Climate activists need to join in the fight for a free Palestine and an end to the destructive practices of war and occupation. We need to stand together and protect the sovereignty of land, political power, and Earth for all those targeted by imperialism. From the river to the sea, Palestinians should have the power to determine how their land is used, with the agency to take action to protect that land from climate change. Instead, they are forced to watch their homelands be scorched by bombs made and paid for by the United States. There can be no climate justice without the liberation of Palestine. Climate activists in the US also need to make these connections at home! Indigenous communities have long been subject to environmental disaster, dating back to the formation of United States through genocide and forced removal. And today, many reservations reside on or near large coal or heavy metal mining. Oil pipelines such as lines 3 and 5 here in Minnesota transport millions of gallons of oil through reservations. Who has to suffer the consequences of environmental destruction when a pipeline bursts or a mine pollutes the air?

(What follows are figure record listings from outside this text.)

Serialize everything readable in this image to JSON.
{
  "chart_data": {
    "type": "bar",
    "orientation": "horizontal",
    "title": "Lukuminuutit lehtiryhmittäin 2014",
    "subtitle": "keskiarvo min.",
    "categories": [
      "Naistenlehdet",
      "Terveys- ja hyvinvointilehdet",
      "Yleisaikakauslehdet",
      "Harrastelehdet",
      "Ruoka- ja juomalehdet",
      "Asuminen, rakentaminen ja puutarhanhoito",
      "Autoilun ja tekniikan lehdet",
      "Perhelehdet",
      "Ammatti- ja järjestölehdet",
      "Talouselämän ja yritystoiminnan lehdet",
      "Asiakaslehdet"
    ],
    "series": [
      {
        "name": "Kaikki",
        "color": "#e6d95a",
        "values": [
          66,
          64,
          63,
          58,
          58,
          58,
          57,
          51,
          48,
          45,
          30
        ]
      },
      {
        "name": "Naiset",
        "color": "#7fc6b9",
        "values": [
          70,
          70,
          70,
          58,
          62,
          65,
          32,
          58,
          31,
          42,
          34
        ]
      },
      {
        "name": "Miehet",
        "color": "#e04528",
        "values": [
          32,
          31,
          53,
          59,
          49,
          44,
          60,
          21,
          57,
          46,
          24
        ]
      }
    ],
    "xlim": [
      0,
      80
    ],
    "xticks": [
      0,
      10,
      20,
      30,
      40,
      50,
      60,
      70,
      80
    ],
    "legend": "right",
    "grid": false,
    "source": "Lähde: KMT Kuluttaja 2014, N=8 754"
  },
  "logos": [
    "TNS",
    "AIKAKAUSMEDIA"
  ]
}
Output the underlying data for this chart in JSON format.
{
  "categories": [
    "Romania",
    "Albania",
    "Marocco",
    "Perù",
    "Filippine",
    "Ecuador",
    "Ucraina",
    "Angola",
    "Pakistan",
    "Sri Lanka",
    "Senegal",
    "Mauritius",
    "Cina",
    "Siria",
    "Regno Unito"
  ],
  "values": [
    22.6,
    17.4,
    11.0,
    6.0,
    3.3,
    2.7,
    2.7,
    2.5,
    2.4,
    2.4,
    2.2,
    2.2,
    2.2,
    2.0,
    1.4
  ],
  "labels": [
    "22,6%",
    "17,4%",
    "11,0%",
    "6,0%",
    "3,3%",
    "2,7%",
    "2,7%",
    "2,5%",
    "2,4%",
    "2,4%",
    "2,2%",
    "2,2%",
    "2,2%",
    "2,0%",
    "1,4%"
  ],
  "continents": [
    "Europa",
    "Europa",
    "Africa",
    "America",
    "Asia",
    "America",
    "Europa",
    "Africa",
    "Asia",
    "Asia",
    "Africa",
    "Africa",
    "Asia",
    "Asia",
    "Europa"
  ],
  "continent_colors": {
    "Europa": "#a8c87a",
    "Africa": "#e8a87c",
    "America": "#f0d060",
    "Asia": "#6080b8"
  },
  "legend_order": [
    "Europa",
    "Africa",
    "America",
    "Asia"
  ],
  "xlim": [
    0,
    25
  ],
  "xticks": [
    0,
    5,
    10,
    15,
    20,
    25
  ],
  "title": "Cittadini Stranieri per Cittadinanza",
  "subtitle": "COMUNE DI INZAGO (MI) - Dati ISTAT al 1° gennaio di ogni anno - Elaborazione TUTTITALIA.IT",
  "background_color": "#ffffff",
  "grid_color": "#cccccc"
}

Surely not the multinational corporations who get little more than a slap on the wrist. In the CJC, we fought with the indigenous residents of Little Earth to prevent yet another source of pollution from entering East Phillips, and we’ll continue to fight until East Phillips is free from all heavy industry. We know this is just and we know this is possible, especially if we look to the resistance of the Palestinian people, who are teaching us all what it means to fight for a world that future generations will inherit.